Assimilation Lesson Plan

Estimated Time

Four days, depending on time allotted for research, organization and construction

Necessary Materials

  • Computers with Internet access
  • Printers
  • Scanners
  • Video segments on this web site or DVD copies of the Indian Country Diaries films available at VisionMaker Video –
  • Selections of books and web sites listed in Recommended Resources below
  • Magazines for cutting out symbols and "items"
  • Construction paper
  • Glue
  • Colored Pencils
  • Poster Board
  • Student notebooks


Teaching Procedure

  1. To prepare for the lesson, the teacher will need to cut pictures or "items" from magazines or write the names of "items" out on small pieces of paper.

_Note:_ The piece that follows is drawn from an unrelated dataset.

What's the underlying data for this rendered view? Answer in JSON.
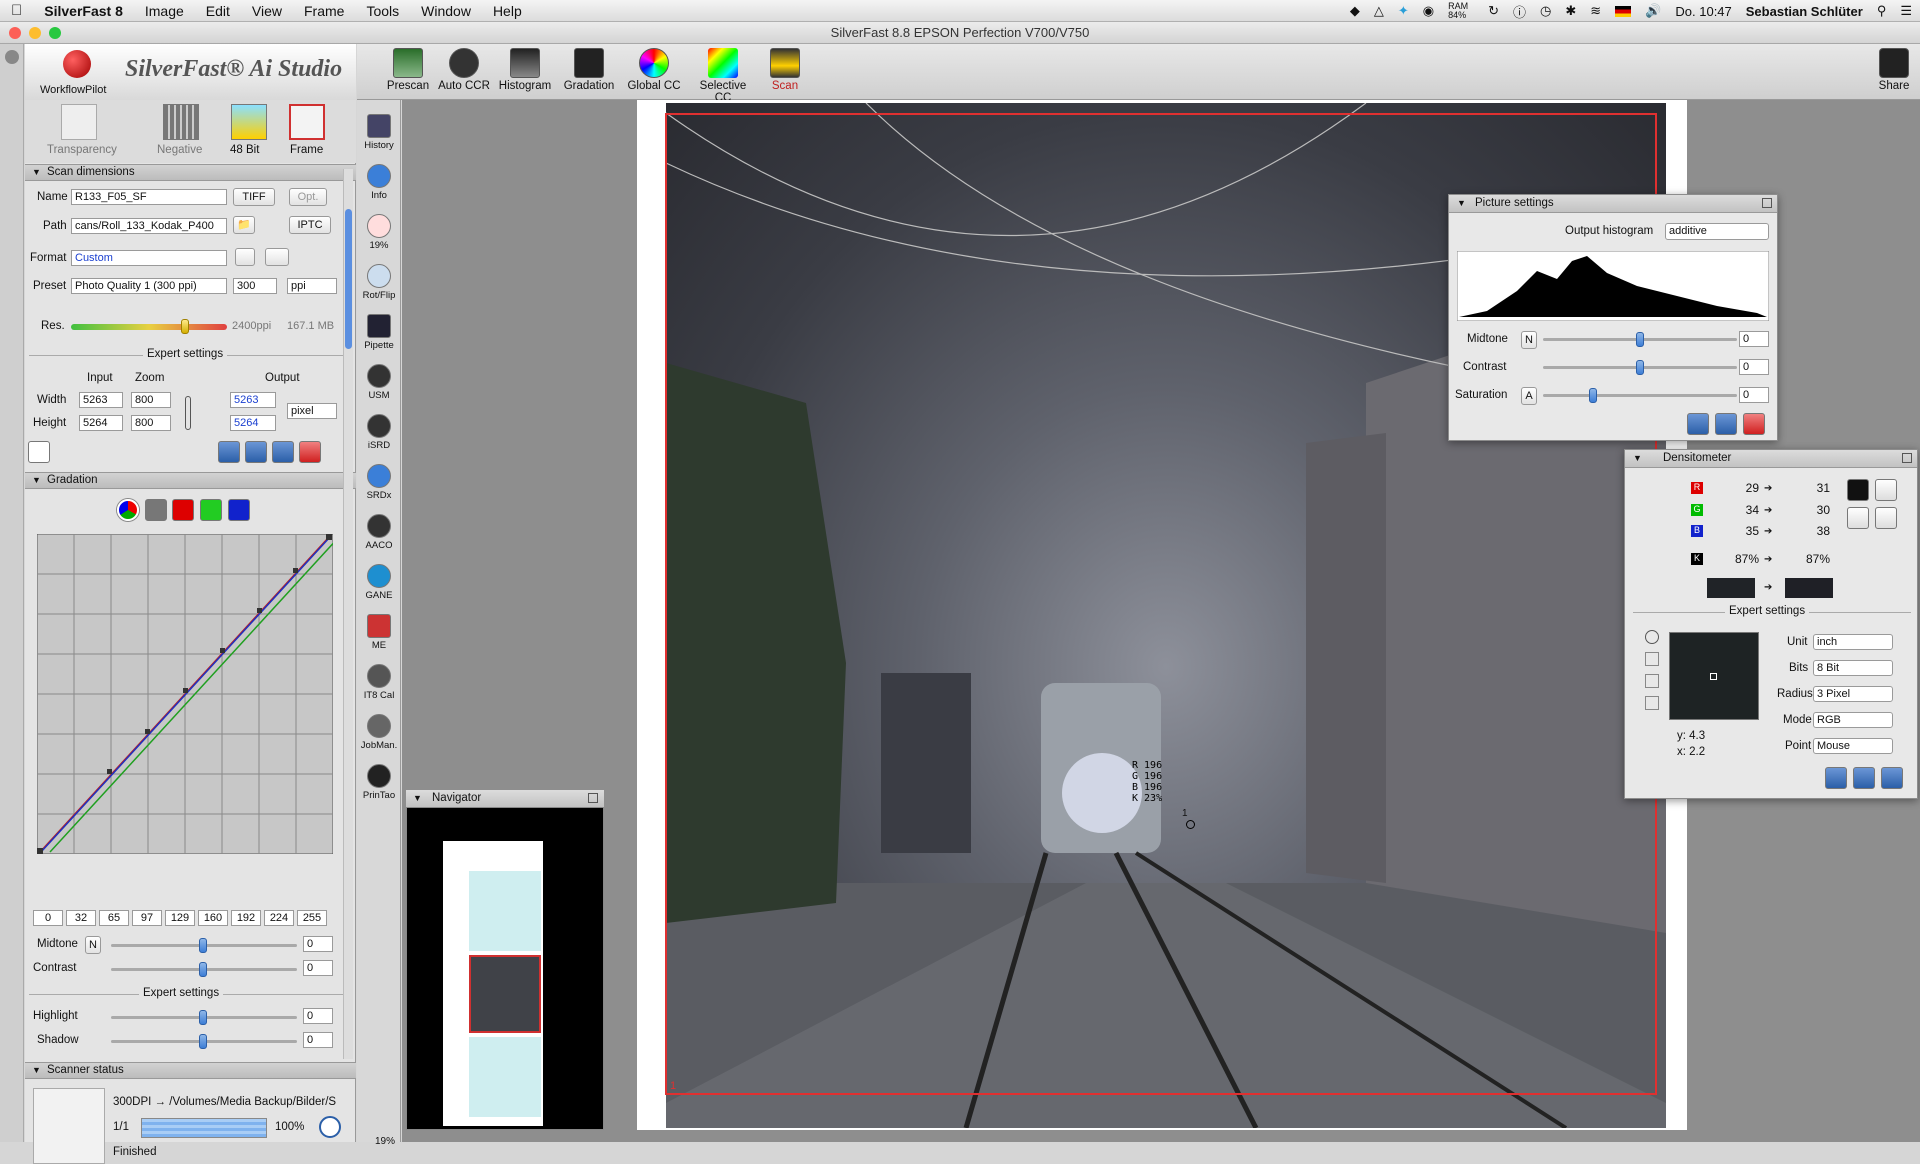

Make sure there are enough pictures or items from each bullet for all your students (for example, 25 students, 25 written religions other than Christianity). These items should include: 
    • Symbols of specific religions other than Christianity, such as Buddhism, Hinduism, Islamic, Taoism, etc.
    • Specific languages other than English, such as Spanish, French, Arabic, Vietnamese, Chinese, etc.
    • Land areas other than the United States, such as rural China, Afghanistan, Nepal, Turkey, Morocco, etc. 
    • Older conservative styles of clothing, such as ankle length dresses/skirts, trousers, top hats, or traditional clothes from other counties (example: burkas)
    • Traditional music from other countries, such as music from Indian, China, Iraq, Mexico, Peru
    • Pictures of different hair styles (hand out pictures of hair styles that a students would view as out-of-date or the opposite of what particular student is wearing, such as long hair vs. short hair, curly hair vs. straight hair)
    • Anything else you can think of that is the opposite of what students will value
    Do NOT include any pictures, written words or "items" of the following:
    • No modern technology: no cell phones, televisions, cable, cars, etc.
    • No make-up
    • No money
  1. Students will view segments of the Indian Country Diaries.  Students will write down in their notebooks their initial reaction and thoughts about the A Seat at the Drum and Spiral of Fire.  Students will write what they believe assimilation is and give two to three specific examples of assimilation. Have a class discussion about their questions or concerns. If students do not have any topics to discuss, items three and four contain questions that will get them thinking about the main topics of these films.